Over the past ten years, morbidity and mortality due to malaria have fallen considerably in Cambodia. Although in 2018 the country declared zero mortality from malaria for the first time, its elimination remains in jeopardy today.
“In Cambodia, unlike Africa, the majority of mosquitoes that transmit malaria are found in forest areas. This is where people are infected,” explains Patrice Piola, a researcher at the Institut Pasteur du Cambodge. The persistence of the infectious disease in rural Cambodia is therefore mainly attributed to people passing through or living in forests. However, the mechanisms of malaria transmission in forest environments have not yet been studied, and probably present several specificities, implying control measures specific to the forest and its populations.
Reaching remote populations
In Cambodia, the mobile and migrant population of forest workers, such as woodcutters, originates from the country’s remote provinces, but also from neighboring countries (Vietnam, Thailand and Laos). Around 7,000 forestry workers have been identified in the country, 90% of them men. These workers leave their villages in the morning to work in the forests, sometimes for days on end. In Cambodia, the main risk factor associated with malaria is the greater nocturnal activity of malaria mosquitoes. The families of these workers, estimated at 30,000 for the forests studied by the Institut Pasteur du Cambodge, live in or near the forests. Although they have access to the health system, many suffer from malnutrition and diseases such as tuberculosis and malaria. In addition, forest dwellings are often completely or partially open to the outside, and impregnated mosquito nets are not fully used. This increases the risk of malaria infection imported from the forest.
Faced with this situation, the Institut Pasteur du Cambodge set out to study the mechanisms of malaria transmission in the forest, in order to improve strategies for rapidly eliminating the parasite reservoir through community-based interventions in the forests. “First, we need to understand the epidemiology of malaria in forest areas, and then eliminate it with appropriate interventions. Currently, action against malaria takes place outside the forests. Since 2018, community agents have been moving into the forest without staying there. The permanent installation of our project in the heart of the reservoir of this disease gives us hope that it will be possible to bring it down in the forest and in the surrounding health centers. For this project, we have therefore chosen to collaborate with woodcutters, whom we equip and train. Our study forests are sectorized, and in each sector a worker carries out the study procedures, which mainly consist of an electronic questionnaire and blood sampling,” explains Patrice Piola. Worth over a million euros and lasting almost three years, this project is the fruit of a partnership with the national malaria control program and the NGO Partners for Development.
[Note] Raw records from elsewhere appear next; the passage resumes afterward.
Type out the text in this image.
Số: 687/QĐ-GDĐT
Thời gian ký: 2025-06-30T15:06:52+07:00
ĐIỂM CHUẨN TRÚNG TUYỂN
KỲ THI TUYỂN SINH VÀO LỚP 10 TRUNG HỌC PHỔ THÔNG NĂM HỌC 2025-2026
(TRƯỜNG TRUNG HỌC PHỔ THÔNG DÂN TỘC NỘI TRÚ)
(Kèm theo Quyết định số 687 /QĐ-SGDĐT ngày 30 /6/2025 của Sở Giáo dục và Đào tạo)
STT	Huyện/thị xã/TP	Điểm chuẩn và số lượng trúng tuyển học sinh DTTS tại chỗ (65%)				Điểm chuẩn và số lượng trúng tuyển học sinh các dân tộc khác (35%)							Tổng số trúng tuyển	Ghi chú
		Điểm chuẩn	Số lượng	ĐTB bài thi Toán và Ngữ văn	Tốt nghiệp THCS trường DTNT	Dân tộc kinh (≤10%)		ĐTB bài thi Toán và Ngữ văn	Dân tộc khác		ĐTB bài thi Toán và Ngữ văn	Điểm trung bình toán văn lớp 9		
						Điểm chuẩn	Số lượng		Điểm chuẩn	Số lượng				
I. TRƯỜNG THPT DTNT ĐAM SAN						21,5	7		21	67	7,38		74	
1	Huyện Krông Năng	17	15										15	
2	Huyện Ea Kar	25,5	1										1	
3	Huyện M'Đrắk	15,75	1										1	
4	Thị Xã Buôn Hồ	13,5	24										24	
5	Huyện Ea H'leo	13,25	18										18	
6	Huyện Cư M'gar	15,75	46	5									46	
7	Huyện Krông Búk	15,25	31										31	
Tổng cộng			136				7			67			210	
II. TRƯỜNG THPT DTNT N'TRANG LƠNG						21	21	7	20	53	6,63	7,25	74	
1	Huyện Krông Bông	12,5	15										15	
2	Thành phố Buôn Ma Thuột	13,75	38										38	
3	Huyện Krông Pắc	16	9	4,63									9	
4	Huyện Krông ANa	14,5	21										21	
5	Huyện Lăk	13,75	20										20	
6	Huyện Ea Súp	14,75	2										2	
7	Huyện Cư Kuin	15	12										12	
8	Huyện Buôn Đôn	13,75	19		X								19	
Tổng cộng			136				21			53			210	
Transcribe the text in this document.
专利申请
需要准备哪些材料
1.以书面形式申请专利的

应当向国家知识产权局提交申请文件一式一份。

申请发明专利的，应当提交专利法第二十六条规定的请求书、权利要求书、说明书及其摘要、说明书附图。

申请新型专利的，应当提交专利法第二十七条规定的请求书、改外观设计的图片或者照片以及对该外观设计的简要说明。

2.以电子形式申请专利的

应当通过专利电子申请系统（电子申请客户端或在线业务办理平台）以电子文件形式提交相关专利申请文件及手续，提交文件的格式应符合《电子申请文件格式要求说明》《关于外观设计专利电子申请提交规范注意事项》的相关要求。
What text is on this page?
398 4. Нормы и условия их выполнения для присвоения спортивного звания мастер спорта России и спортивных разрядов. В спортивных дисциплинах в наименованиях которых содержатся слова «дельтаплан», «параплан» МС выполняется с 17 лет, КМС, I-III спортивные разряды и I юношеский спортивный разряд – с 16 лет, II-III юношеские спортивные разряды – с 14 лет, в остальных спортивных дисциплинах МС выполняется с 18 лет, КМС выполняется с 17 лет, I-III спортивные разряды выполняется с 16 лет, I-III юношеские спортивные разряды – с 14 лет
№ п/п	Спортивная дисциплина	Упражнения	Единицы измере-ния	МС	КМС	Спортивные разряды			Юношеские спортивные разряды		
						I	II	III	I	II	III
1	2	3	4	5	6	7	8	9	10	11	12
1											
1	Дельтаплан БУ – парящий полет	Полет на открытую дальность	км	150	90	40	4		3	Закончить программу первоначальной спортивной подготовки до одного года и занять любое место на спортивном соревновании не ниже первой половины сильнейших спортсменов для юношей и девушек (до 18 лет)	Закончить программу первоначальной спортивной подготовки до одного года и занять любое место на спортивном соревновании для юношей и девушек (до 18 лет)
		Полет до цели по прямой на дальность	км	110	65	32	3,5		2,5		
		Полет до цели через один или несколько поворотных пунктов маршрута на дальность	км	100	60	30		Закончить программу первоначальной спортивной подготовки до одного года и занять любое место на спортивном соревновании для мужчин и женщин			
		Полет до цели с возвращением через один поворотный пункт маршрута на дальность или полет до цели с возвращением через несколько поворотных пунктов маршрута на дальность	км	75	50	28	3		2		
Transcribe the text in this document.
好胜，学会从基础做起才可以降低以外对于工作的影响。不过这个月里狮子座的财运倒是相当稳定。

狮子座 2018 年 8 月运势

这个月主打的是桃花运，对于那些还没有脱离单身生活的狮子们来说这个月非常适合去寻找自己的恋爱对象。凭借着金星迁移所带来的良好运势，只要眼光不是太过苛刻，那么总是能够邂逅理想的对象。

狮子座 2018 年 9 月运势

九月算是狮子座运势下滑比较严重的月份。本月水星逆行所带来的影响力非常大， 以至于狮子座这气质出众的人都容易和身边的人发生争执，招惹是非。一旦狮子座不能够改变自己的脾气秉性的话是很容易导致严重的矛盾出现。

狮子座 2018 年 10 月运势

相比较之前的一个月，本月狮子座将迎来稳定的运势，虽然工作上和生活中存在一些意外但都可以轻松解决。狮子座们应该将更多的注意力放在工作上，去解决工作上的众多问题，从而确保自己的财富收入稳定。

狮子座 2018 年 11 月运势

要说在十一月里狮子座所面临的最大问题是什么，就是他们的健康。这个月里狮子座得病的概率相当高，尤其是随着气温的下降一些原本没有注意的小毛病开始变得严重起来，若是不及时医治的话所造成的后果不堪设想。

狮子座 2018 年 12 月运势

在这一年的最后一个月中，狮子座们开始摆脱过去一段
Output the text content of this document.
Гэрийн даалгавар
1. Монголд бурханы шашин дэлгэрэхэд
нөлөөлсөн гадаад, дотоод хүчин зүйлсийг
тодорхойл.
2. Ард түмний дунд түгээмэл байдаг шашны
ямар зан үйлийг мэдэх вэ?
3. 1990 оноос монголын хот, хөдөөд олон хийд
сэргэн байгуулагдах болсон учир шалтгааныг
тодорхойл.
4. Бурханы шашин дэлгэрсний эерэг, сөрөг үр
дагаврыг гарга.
Documenting and preventing malaria transmission
In 2019, the Institut Pasteur du Cambodge and its partners set up the first network of forest workers specialized in malaria control within forests. Nearly 600 square kilometers of forest areas in Mondulkiri, Stung Treng and Kratie were covered by 30 agents, recruited from among the forest dwellers themselves. They worked in close collaboration with local communities, collecting data from 3,179 workers. This has enabled us to better understand the epidemiology of malaria in the forest areas studied.
In 2020, the network’s workers offered to test their peers: those found to be malaria-positive were treated. At the same time, a monthly intermittent preventive treatment was prescribed to forest workers. The effectiveness of the preventive treatment was evaluated in three cross-sectional studies between September 2020 and January 2021. In October 2020, following the rainy season with the highest annual malaria notifications, only 28 cases of Plasmodium falciparum, the malaria species responsible for fatal cases, were notified in all Cambodian health centers. The initial results of the study, together with recommendations for reducing the incidence of malaria in Cambodia’s forests, have been published by the Institut Pasteur du Cambodge (Choosing interventions to eliminate forest malaria: preliminary results of two operational research studies inside Cambodian forests).